14.11.2006 · Großbritanniens Premier Blair plädiert dafür, Iran und Syrien in die Bemühungen um Frieden im Irak einzubeziehen. Nach langer Zeit zeigt Washington wieder Interesse für den britischen Standpunkt.
Von Bernhard Heimrich, LondonDer britische Premierminister Tony Blair glaubt, Iran und Syrien müßten in den internationalen Versuch zur Befriedung des Iraks einbezogen werden. Außerdem könne eine Lösung für das irakische Problem nur Teil einer umfassenden Lösung für den ganzen Nahen Osten sein. Dabei gehe es also auch um die Libanon-Krise und den israelisch-palästinensischen Konflikt. Das war der Tenor einer Rede am Montag abend in London.
Am Tag zuvor waren vier weitere britische Soldaten im Irak umgekommen. Auf einer Patrouillenfahrt im Schatt al Arab bei Basra war ihr Boot von einer so genannten „improvisierten Mine“ zerrissen worden.
Blairs Ansprache beim Bankett in der „Guildhall“ ist ein alljährlicher zeremonieller Höhepunkt, der traditionell der Außenpolitik gewidmet ist. Die erste Empfehlung ähnelt dem, was seit dem Wechsel der Mehrheiten im Kongreß vom Umdenken in Washington bekanntgeworden ist. Anscheinend soll zumindest dieser Teil der vormaligen „Achse des Bösen“ neu eingeschätzt werden.
Den ganzen Nahost-Konflikt einbeziehen
Den zweiten Punkt jedoch, die Einbeziehung des klassischen Nahost-Konflikts in eine mögliche Irak-Strategie, verficht Blair eher gegen Präsident Bush als mit ihm. Dieser eigenwillige Hinweis hatte sich schon in Blairs erster Rede nach den Anschlägen des 11. September 2001 gefunden. Damals hatte er gesagt, das internationale Kaleidoskop sei durchgeschüttelt worden, und man dürfe die Chance nicht verstreichen lassen, das Muster neu und besser zusammenzusetzen.

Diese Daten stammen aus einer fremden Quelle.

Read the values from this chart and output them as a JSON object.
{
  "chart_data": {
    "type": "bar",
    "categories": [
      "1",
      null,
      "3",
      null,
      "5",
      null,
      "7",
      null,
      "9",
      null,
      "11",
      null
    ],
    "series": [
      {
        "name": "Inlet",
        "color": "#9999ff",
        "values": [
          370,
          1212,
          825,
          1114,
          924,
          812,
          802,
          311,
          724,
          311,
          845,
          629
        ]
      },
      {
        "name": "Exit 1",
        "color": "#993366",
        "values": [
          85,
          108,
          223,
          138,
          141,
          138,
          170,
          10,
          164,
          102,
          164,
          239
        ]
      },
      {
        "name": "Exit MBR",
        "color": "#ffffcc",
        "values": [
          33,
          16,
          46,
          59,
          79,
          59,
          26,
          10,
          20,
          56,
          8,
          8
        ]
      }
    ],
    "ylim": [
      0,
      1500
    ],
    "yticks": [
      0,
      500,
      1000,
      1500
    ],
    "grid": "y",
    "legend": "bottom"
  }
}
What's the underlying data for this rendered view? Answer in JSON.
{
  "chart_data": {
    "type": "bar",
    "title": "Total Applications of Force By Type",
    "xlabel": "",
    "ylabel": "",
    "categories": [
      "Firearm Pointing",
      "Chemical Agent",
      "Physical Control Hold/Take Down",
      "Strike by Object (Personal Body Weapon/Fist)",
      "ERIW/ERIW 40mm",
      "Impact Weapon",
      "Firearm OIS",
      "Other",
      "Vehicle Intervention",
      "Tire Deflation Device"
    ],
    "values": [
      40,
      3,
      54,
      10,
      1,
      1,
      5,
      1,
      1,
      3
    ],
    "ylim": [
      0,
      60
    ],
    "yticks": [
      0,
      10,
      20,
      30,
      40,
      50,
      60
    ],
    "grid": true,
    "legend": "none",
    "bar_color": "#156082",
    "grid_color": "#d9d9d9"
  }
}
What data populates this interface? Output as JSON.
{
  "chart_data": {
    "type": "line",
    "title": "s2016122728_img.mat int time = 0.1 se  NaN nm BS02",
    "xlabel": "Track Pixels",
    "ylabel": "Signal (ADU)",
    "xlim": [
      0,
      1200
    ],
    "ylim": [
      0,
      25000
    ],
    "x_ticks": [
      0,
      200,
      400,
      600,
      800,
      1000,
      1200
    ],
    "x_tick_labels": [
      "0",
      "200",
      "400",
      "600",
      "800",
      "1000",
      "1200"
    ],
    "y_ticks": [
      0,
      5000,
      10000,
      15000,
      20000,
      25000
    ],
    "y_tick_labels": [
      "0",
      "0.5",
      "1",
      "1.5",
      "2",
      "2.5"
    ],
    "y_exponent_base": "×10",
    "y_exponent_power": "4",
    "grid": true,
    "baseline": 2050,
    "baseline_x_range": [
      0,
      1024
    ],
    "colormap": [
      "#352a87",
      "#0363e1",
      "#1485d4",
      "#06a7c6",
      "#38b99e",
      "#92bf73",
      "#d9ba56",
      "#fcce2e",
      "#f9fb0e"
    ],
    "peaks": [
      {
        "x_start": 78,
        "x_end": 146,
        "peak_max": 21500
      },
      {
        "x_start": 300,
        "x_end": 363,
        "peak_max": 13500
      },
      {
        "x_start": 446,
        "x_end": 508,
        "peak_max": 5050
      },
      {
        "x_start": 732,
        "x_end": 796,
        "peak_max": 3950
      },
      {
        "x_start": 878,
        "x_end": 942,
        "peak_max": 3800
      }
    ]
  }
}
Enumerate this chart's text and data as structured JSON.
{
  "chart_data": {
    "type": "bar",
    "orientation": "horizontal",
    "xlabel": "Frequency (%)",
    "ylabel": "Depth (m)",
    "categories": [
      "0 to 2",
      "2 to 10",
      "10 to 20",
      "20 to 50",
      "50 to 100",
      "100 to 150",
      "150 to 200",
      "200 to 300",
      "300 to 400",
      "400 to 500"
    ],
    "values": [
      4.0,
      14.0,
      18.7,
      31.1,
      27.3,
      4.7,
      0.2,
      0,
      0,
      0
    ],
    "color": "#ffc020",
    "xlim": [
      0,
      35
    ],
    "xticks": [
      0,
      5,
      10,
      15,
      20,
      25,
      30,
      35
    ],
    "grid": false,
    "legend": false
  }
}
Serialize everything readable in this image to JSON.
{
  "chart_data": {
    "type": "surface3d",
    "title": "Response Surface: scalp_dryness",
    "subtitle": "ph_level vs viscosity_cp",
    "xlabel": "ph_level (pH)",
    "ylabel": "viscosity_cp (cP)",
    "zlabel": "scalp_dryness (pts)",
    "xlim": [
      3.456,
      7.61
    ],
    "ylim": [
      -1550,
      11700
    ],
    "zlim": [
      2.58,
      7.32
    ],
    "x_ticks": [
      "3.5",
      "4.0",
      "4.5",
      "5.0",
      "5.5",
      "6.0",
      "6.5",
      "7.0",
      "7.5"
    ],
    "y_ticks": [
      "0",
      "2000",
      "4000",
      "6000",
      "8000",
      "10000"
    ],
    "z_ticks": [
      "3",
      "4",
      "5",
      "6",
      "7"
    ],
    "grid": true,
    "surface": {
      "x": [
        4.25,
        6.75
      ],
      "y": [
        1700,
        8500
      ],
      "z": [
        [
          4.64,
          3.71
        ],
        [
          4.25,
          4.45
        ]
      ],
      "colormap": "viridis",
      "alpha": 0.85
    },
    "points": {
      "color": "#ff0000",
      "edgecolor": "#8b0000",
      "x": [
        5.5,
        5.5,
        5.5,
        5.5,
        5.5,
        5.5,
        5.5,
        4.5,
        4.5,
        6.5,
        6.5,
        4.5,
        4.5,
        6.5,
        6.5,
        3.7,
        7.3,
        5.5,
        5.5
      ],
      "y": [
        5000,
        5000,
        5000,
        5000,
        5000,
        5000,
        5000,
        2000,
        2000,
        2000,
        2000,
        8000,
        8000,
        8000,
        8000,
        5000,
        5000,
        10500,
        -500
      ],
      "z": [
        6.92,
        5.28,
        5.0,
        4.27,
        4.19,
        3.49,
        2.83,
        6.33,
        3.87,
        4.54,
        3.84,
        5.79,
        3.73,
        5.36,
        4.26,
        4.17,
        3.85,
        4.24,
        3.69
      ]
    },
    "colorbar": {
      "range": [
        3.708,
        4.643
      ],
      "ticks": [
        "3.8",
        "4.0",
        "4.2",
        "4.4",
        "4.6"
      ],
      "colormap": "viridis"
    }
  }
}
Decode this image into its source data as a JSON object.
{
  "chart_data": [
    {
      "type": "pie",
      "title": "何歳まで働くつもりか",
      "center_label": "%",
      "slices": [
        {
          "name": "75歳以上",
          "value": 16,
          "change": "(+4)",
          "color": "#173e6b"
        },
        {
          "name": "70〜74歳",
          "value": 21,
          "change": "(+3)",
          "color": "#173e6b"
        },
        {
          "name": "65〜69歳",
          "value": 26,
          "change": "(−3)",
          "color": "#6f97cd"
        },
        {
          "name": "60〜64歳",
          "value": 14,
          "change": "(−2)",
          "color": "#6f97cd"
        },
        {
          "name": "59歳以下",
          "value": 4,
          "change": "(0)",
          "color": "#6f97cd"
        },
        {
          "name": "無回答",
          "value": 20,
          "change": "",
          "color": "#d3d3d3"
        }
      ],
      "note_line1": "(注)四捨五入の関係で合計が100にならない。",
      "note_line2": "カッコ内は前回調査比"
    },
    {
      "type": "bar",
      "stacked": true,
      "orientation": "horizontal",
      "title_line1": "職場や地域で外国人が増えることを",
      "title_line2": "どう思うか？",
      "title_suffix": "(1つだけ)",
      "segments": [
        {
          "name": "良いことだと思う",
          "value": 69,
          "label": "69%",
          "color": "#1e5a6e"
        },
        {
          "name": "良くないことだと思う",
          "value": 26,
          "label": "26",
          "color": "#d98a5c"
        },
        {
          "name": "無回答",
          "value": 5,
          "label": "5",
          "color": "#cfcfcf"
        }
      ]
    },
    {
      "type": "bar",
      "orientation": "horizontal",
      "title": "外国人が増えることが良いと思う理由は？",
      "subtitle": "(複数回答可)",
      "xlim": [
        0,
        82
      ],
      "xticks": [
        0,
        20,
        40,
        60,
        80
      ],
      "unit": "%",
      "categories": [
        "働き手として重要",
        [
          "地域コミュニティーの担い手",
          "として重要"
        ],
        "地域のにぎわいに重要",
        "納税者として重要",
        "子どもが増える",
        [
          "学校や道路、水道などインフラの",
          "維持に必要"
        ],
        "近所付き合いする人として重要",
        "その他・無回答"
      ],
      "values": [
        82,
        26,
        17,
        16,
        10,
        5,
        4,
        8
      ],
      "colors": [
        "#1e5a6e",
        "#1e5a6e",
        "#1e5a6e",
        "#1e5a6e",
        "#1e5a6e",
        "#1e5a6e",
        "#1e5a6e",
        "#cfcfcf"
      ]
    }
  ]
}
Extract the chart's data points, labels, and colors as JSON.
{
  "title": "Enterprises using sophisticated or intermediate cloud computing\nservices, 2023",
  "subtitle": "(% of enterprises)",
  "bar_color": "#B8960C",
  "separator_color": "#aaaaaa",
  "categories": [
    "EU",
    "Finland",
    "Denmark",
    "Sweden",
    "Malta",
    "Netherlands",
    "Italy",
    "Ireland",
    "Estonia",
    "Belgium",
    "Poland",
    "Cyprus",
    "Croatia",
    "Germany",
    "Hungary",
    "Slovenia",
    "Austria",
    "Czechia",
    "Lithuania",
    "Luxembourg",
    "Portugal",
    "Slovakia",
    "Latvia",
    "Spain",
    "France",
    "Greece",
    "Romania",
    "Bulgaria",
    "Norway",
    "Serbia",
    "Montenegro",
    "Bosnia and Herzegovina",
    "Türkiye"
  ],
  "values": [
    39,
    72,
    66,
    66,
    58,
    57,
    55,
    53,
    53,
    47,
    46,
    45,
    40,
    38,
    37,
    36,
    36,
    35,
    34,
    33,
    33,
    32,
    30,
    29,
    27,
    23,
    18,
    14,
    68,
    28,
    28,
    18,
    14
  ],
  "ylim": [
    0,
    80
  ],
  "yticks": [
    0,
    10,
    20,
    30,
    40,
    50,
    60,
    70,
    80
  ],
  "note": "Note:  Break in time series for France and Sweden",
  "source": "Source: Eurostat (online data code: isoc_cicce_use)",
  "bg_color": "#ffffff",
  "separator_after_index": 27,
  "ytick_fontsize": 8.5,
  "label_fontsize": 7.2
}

An diesem Dienstag will die Washingtoner „Iraq Study Group“ den britischen Premierminister über Video zu seinen Ideen für den Fortgang der Irak-Politik befragen. Vermutlich wird Blair dabei dasselbe sagen wie am Montag. Schon am Freitag hatten Bush und Blair eine längere telefonische Aussprache gehabt. Diese Gelegenheit, vor allem aber die Einvernahme durch Bakers Arbeitsgruppe läßt in London ein Gefühl aufkommen, Washington sei nun endlich dazu bereit, sich mehr für britische Standpunkte zu interessieren. Das gilt vermutlich vorerst nur mit Blick auf Syrien und Iran.
Bis zuletzt eine harte Haltung
Gegenüber den atomaren Ambitionen Irans hat auch Blair bis zuletzt eine harte Haltung eingenommen. Doch gegenüber Syrien hatte er schon lange mehr Hoffnungen gehabt als die Amerikaner. Der junge syrische Präsident Assad hatte bis zum Antritt seines politischen Erbes in London gelebt und hier als Augenarzt gearbeitet. Ein erster Versuch, daran anzuknüpfen, war nicht sehr erfolgreich gewesen. Assad war zwar zu einem Staatsbesuch in London, doch eine politische Reise Blairs nach Damaskus sollte nichts einbringen. Assad hat Blair in einer Pressekonferenz damals sogar öffentlich zurechtgewiesen. Das Ergebnis eines neuen Versuchs wiederum ist noch nicht bekannt.
Vor zwei Wochen hatte Blair seinen Vertrauten und offiziellen politischen Berater, den früheren Botschafter Sir Nigel Sheinwald, in geheimer Mission nach Damaskus geschickt, um Syrien noch einmal zu einem Kurswechsel einzuladen. Aus der Geheimmission wurde, möglicherweise mit syrischer Hilfe, nichts, weil ein arabischer Korrespondent in London davon erfuhr. Assads Antwort soll aber noch ausstehen. Auch Verteidigungsminister Des Browne trat am Montag im Rundfunk für einen Kurswechsel gegenüber Syrien und Iran ein, versicherte aber, das habe nichts zu tun mit den Folgen der Kongreßwahlen in Washington.